Le succès du M5S aux élections municipales de juin dernier
- victoire à Rome, Turin, Parme et Livourne - débouche six mois plus tard sur des résultats contrastés. L'expérience à la tête de la ville de Rome est ainsi aujourd'hui largement contestée, les observateurs dénonçant l'amateurisme et l'impréparation de la nouvelle équipe municipale dirigée par Virginia Raggi. Le maire de Livourne a annoncé sa démission en raison d'une mise en examen pour banqueroute frauduleuse de la société municipale de traitement des déchets. Le parti, héraut de la lutte contre la corruption, semble de surcroît fragilisé par des enquêtes visant un système de falsification de signatures de parrainages qui aurait été mis en place par ses membres pour les élections municipales à Palerme (2012) et le scrutin régional en Émilie-Romagne (2014).

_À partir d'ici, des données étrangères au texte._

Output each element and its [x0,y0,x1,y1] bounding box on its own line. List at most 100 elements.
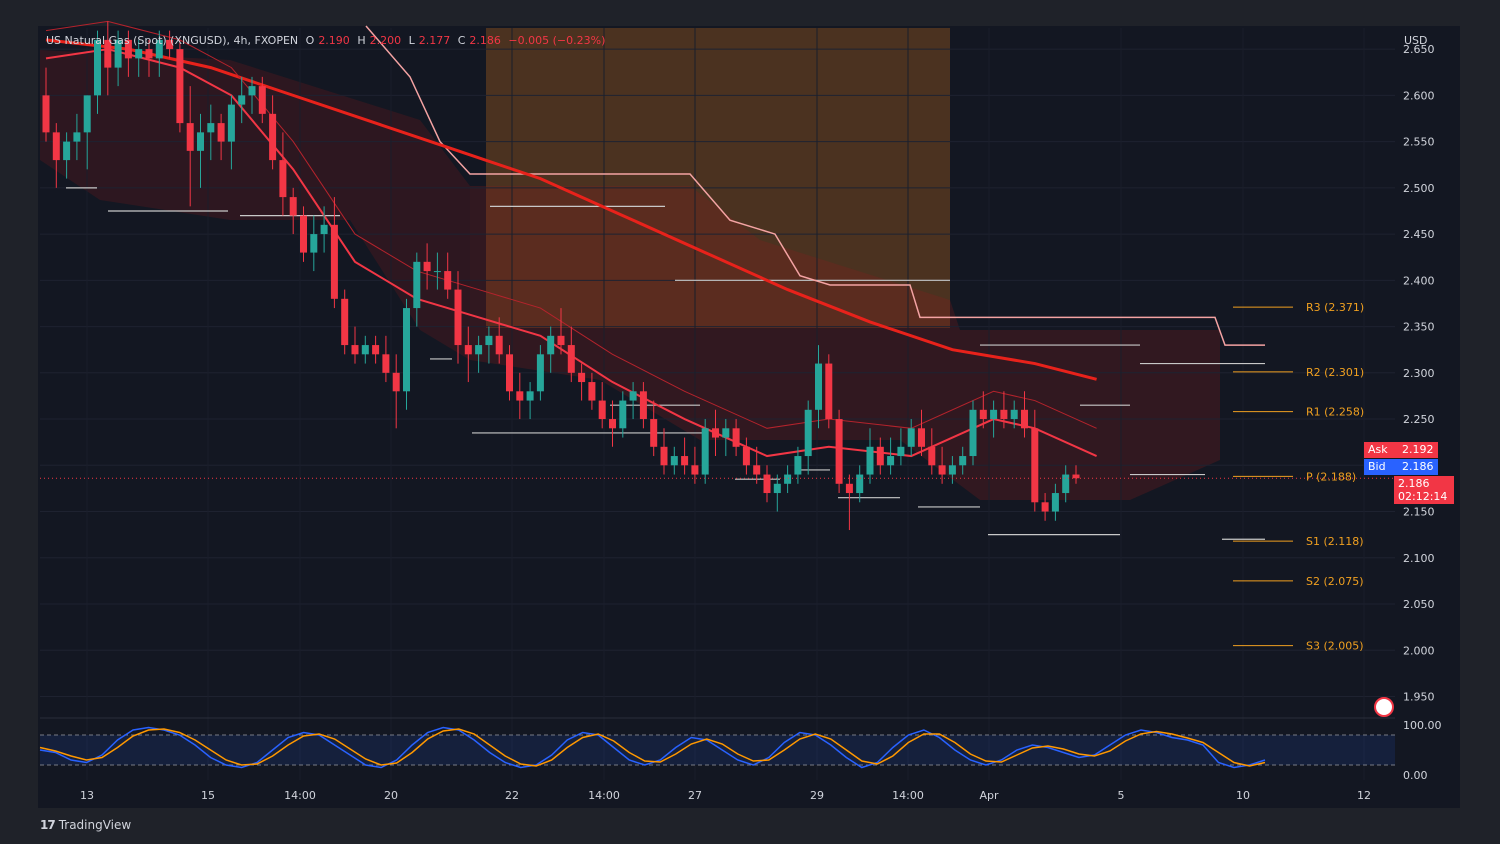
candle [815,345,822,429]
candle [876,437,884,475]
candle-body [289,197,297,216]
candle-body [1021,409,1028,429]
candle-body [907,428,915,447]
y-tick-label: 2.300 [1403,367,1435,380]
candle [104,21,112,96]
candle [845,474,853,531]
candle-body [876,446,884,466]
y-tick-label: 2.100 [1403,552,1435,565]
candle [588,372,596,410]
orange-zone [486,28,950,328]
pivot-label: R2 (2.301) [1306,366,1364,379]
candle [691,446,699,484]
candle [763,465,771,503]
candle [969,400,977,466]
y-tick-label: 2.600 [1403,89,1435,102]
candle-body [506,354,513,392]
candle [856,465,864,503]
candle-body [773,483,781,494]
x-tick-label: 15 [201,789,215,802]
candle-body [866,446,874,475]
candle-body [1062,474,1070,494]
candle [567,326,575,383]
candle [351,326,359,364]
candle [258,76,266,124]
candle-body [845,483,853,494]
bar-countdown: 02:12:14 [1398,490,1448,503]
candle [94,30,101,114]
candle [753,446,761,484]
bid-label: Bid [1364,459,1402,475]
ask-value: 2.192 [1398,442,1438,458]
currency-label: USD [1404,34,1428,47]
candle [526,382,534,420]
pivot-levels: R3 (2.371) R2 (2.301) R1 (2.258) P (2.188) S… [1233,301,1364,653]
candle-body [670,456,678,466]
candle [897,428,905,466]
candle-body [1041,502,1049,512]
candle [742,437,750,475]
y-tick-label: 2.550 [1403,136,1435,149]
candle-body [248,86,256,96]
candle [650,400,658,457]
candle-body [681,456,689,466]
candle-body [475,345,483,355]
candle [660,428,668,475]
candle [938,446,946,484]
shaded-zones [40,28,1220,500]
candle-body [52,132,60,161]
candle-body [1031,428,1039,503]
candle-body [557,335,565,346]
candle-body [660,446,668,466]
candle [918,409,925,457]
candle-body [918,428,925,447]
candle-body [763,474,771,494]
pivot-label: S1 (2.118) [1306,535,1364,548]
red-cloud [470,186,1220,500]
candle-body [114,39,122,68]
legend-header: US Natural Gas (Spot) (XNGUSD), 4h, FXOP… [46,34,609,47]
candle [907,419,915,457]
candle-body [361,345,369,355]
candle [825,354,833,429]
candle [557,308,565,355]
candle-body [815,363,822,410]
candle-body [495,335,503,355]
pivot-label: S3 (2.005) [1306,640,1364,653]
candle [238,76,246,124]
candle-body [279,160,287,198]
pivot-label: S2 (2.075) [1306,575,1364,588]
candle-body [485,335,493,346]
candle [475,335,483,373]
candle [1010,400,1018,429]
ema-mid-line [45,20,1097,429]
candle-body [300,215,307,253]
x-tick-label: 20 [384,789,398,802]
pivot-label: R3 (2.371) [1306,301,1364,314]
candle-body [392,372,400,392]
open-value: 2.190 [318,34,350,47]
y-tick-label: 2.050 [1403,598,1435,611]
candle-body [825,363,833,420]
moving-averages [45,20,1098,458]
candle-body [959,456,967,466]
candle [464,326,472,383]
candle-body [145,49,153,59]
pivot-label: R1 (2.258) [1306,406,1364,419]
x-tick-label: 29 [810,789,824,802]
candle [403,298,410,410]
symbol-title[interactable]: US Natural Gas (Spot) (XNGUSD), 4h, FXOP… [46,34,299,47]
candle-body [588,382,596,401]
candle [176,39,184,133]
y-tick-label: 2.000 [1403,644,1435,657]
bid-value: 2.186 [1398,459,1438,475]
candle-body [990,409,998,420]
candle-body [784,474,792,484]
x-tick-label: 14:00 [892,789,924,802]
candle-body [155,39,163,59]
candle [413,252,421,327]
y-tick-label: 2.650 [1403,43,1435,56]
candle [866,428,874,484]
tradingview-brand[interactable]: 17 TradingView [40,818,131,832]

* 5 Roger-Pol Droit, Connaissez-vous l'ochlocratie ? , Les Échos, 9 décembre 2016.

* 6 Les enquêtes d'opinion effectuées à la mi-décembre placent le Parti démocrate en tête (30 à 32 %), talonné par le Mouvement 5 étoiles (27 à 29 %). Forza Italia (12 à 13 %) et la Ligue (11 à 13 %) suivent.

* 7 Les députés européens du M5S ont rejoint leurs homologues du UKIP britannique au sein du groupe ELDD.